Since Benjamin Netanyahu first took the reins of the premiership in 1996, and each of the five other times he has secured victory and a coalition in the Knesset, he has been singularly focused against those who seek to harm Israel. Most notably Iran — he worked on curtailing its nuclear ambitions. But equally worrisome and closer to home, Hizbollah amassing weapons on the northern border and Hamas gaining traction and engaging in asymmetric warfare have been the alarm siren for Bibi and his followers.
“He will keep us safe,” his loyal followers have chanted at his rallies. Sitting around their Shabbat tables, people will admit that they feel safest with his leadership. Kitschy commercials were aired about Bibi looking after the country like a babysitter — calling him the Bibisitter — so parents can live worry-free.
In his most recent quest for continuing leadership, Bibi did not make his campaign’s primary goal a promise to deepen and broaden the Abraham Accords. He did not present a plan to conclude the decades-long conflict with the Palestinian people. He didn’t place any major programs for affordable housing and lowering inflation at the top of his agenda.
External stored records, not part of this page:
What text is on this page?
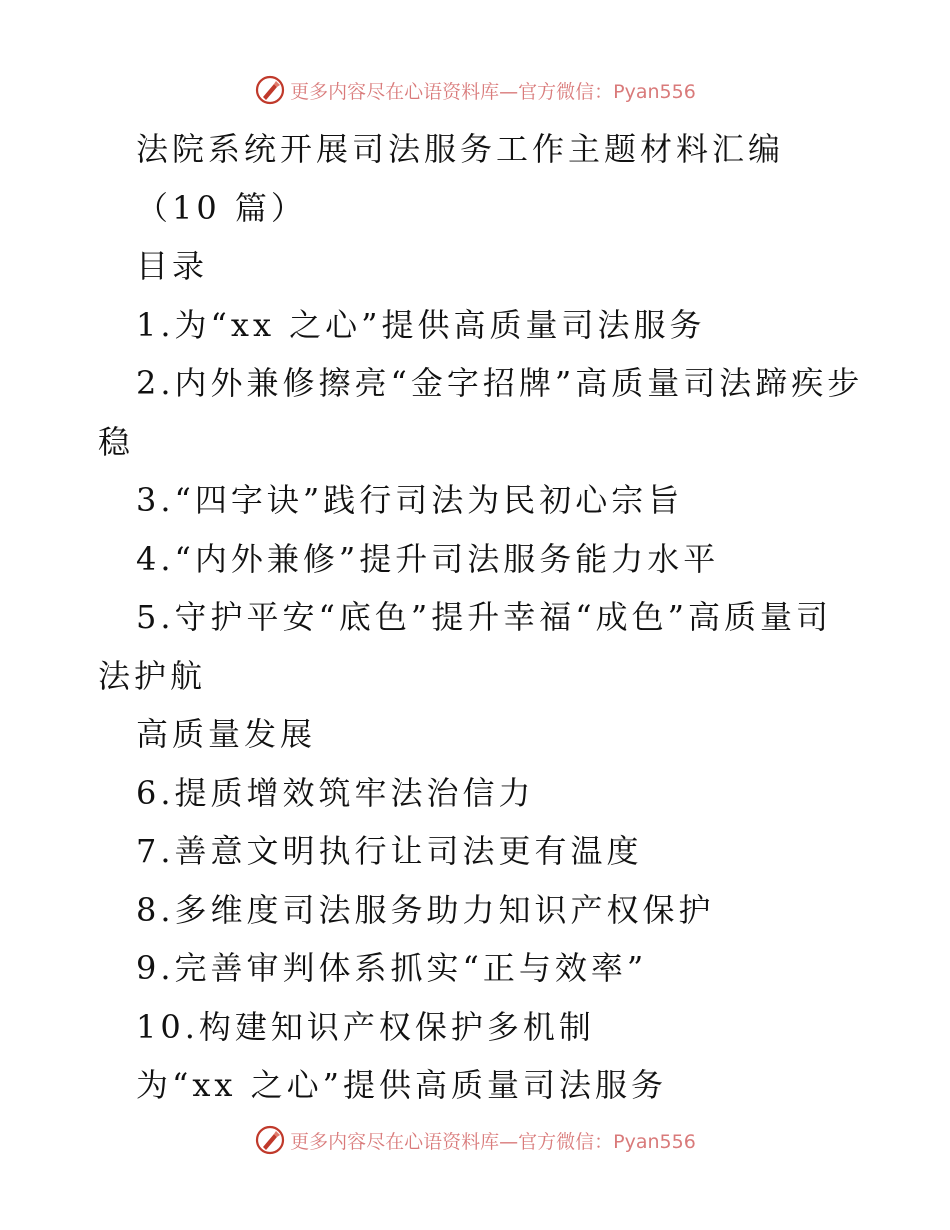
更多内容尽在心语资料库—官方微信：Pyan556

法院系统开展司法服务工作主题材料汇编

（10 篇）

目录

1.为“xx 之心”提供高质量司法服务

2.内外兼修擦亮“金字招牌”高质量司法蹄疾步

稳

3.“四字诀”践行司法为民初心宗旨

4.“内外兼修”提升司法服务能力水平

5.守护平安“底色”提升幸福“成色”高质量司

法护航

高质量发展

6.提质增效筑牢法治信力

7.善意文明执行让司法更有温度

8.多维度司法服务助力知识产权保护

9.完善审判体系抓实“正与效率”

10.构建知识产权保护多机制

为“xx 之心”提供高质量司法服务

更多内容尽在心语资料库—官方微信：Pyan556
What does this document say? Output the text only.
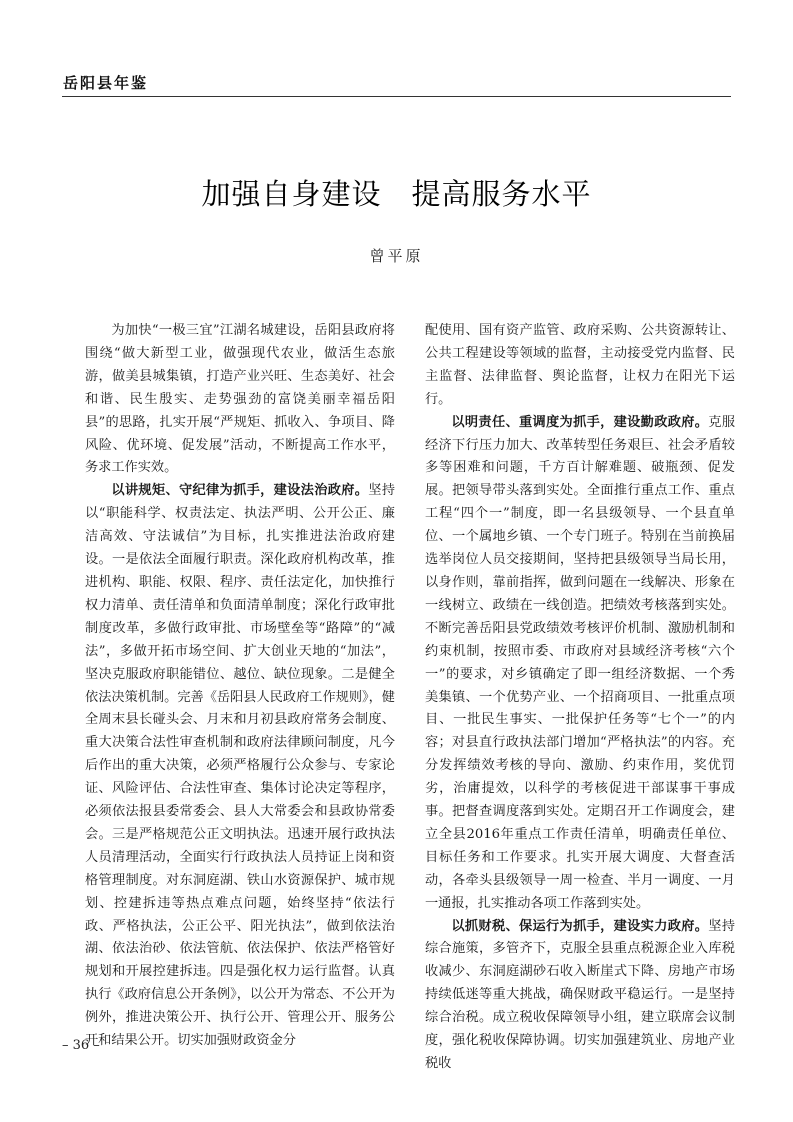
岳阳县年鉴
加强自身建设　提高服务水平
曾平原

为加快“一极三宜”江湖名城建设，岳阳县政府将围绕“做大新型工业，做强现代农业，做活生态旅游，做美县城集镇，打造产业兴旺、生态美好、社会和谐、民生殷实、走势强劲的富饶美丽幸福岳阳县”的思路，扎实开展“严规矩、抓收入、争项目、降风险、优环境、促发展”活动，不断提高工作水平，务求工作实效。

以讲规矩、守纪律为抓手，建设法治政府。坚持以“职能科学、权责法定、执法严明、公开公正、廉洁高效、守法诚信”为目标，扎实推进法治政府建设。一是依法全面履行职责。深化政府机构改革，推进机构、职能、权限、程序、责任法定化，加快推行权力清单、责任清单和负面清单制度；深化行政审批制度改革，多做行政审批、市场壁垒等“路障”的“减法”，多做开拓市场空间、扩大创业天地的“加法”，坚决克服政府职能错位、越位、缺位现象。二是健全依法决策机制。完善《岳阳县人民政府工作规则》，健全周末县长碰头会、月末和月初县政府常务会制度、重大决策合法性审查机制和政府法律顾问制度，凡今后作出的重大决策，必须严格履行公众参与、专家论证、风险评估、合法性审查、集体讨论决定等程序，必须依法报县委常委会、县人大常委会和县政协常委会。三是严格规范公正文明执法。迅速开展行政执法人员清理活动，全面实行行政执法人员持证上岗和资格管理制度。对东洞庭湖、铁山水资源保护、城市规划、控建拆违等热点难点问题，始终坚持“依法行政、严格执法，公正公平、阳光执法”，做到依法治湖、依法治砂、依法管航、依法保护、依法严格管好规划和开展控建拆违。四是强化权力运行监督。认真执行《政府信息公开条例》，以公开为常态、不公开为例外，推进决策公开、执行公开、管理公开、服务公开和结果公开。切实加强财政资金分

配使用、国有资产监管、政府采购、公共资源转让、公共工程建设等领域的监督，主动接受党内监督、民主监督、法律监督、舆论监督，让权力在阳光下运行。

以明责任、重调度为抓手，建设勤政政府。克服经济下行压力加大、改革转型任务艰巨、社会矛盾较多等困难和问题，千方百计解难题、破瓶颈、促发展。把领导带头落到实处。全面推行重点工作、重点工程“四个一”制度，即一名县级领导、一个县直单位、一个属地乡镇、一个专门班子。特别在当前换届选举岗位人员交接期间，坚持把县级领导当局长用，以身作则，靠前指挥，做到问题在一线解决、形象在一线树立、政绩在一线创造。把绩效考核落到实处。不断完善岳阳县党政绩效考核评价机制、激励机制和约束机制，按照市委、市政府对县域经济考核“六个一”的要求，对乡镇确定了即一组经济数据、一个秀美集镇、一个优势产业、一个招商项目、一批重点项目、一批民生事实、一批保护任务等“七个一”的内容；对县直行政执法部门增加“严格执法”的内容。充分发挥绩效考核的导向、激励、约束作用，奖优罚劣，治庸提效，以科学的考核促进干部谋事干事成事。把督查调度落到实处。定期召开工作调度会，建立全县2016年重点工作责任清单，明确责任单位、目标任务和工作要求。扎实开展大调度、大督查活动，各牵头县级领导一周一检查、半月一调度、一月一通报，扎实推动各项工作落到实处。

以抓财税、保运行为抓手，建设实力政府。坚持综合施策，多管齐下，克服全县重点税源企业入库税收减少、东洞庭湖砂石收入断崖式下降、房地产市场持续低迷等重大挑战，确保财政平稳运行。一是坚持综合治税。成立税收保障领导小组，建立联席会议制度，强化税收保障协调。切实加强建筑业、房地产业税收

– 36 –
Rather, he has led with a judicial overhaul that will create a forcefield around him and any transgressions he might be indicted for, along with those fringe elements of his coalition.
Since the Israeli government is parliamentary, Bibi needed a majority to form a coalition. Not unlike what Speaker Kevin McCarthy had to do in selling his soul to the extremists for votes, Bibi sought out the support of convicted felons, extreme right-wing ideologues, and those who sympathize with the likes of Jewish terrorists Meir Kahane and Baruch Goldstein to help him gain power. Bibi did just that. As the saying goes, he laid down with dogs — and now the country is full of fleas.
As a result of this strategy and the majority’s fixation with bulldozing forward, Bibi will ironically do what the enemies he swore to protect against could only have dreamt about. He is pulling apart the fabric of Zionism. He is whittling away the strings that tether Diaspora and Israeli relations. Bibi’s actions are calling into question whether Israel will be democratic or Jewish while forsaking the notion that it is and can continue to be both. He is thumbing his nose at Diaspora Jews and making them and Israeli Jews choose loyalties.
He is tilling the soil for a full-fledged civil war in Israel.
This is illustrated in the hypocritical stunt of sending his finance minister, the unapologetic and blustery Betzalel Smotrich, one of those very right-wing fringe characters who recently incited violence against Palestinians, to the United States to ask for $1.3B in Israel Bonds purchases from North American supporters to benefit Israel. But the funds he is soliciting come predominantly from the very Jews Smotrich continuously disavows, Reform and Conservative Jewry of the Diaspora.
Iran is laughing, Hizbollah is howling, and Hamas is befuddled. Our sworn enemies haven’t even fueled the rockets and are getting the result without placing a finger on the deadly launch button.
In Bibi’s pursuit of self-protection, the Sayeret Matkal (special elite forces) IDF soldier who was trained to fall on a grenade to save his platoon is doing the opposite. He is throwing the explosive on the population to save himself. Bibi will be nothing and his legacy meaningless if the dream and miracle of the Jewish state self-destructs.
My grandmother was one of the wisest people I ever met. She used to say, “what we do to ourselves, our worst enemies would not do to us.” How true! Jewish historians know too well about the cause of Temple’s destruction in Jerusalem. It was not because of the evil plots of our adversaries, rather because we hated each other so much and sought to protect only ourselves, our self-interests and promote our own narrative, that we lost the entire enterprise. We can feel the impact of its demise and mourn its loss, still today.
History is indeed repeating itself. What a damn shame!
David-Seth Kirshner is senior rabbi of Temple Emanu-El of Closter and immediate past president of both the New York Board of Rabbis and the North Jersey Board of Rabbis.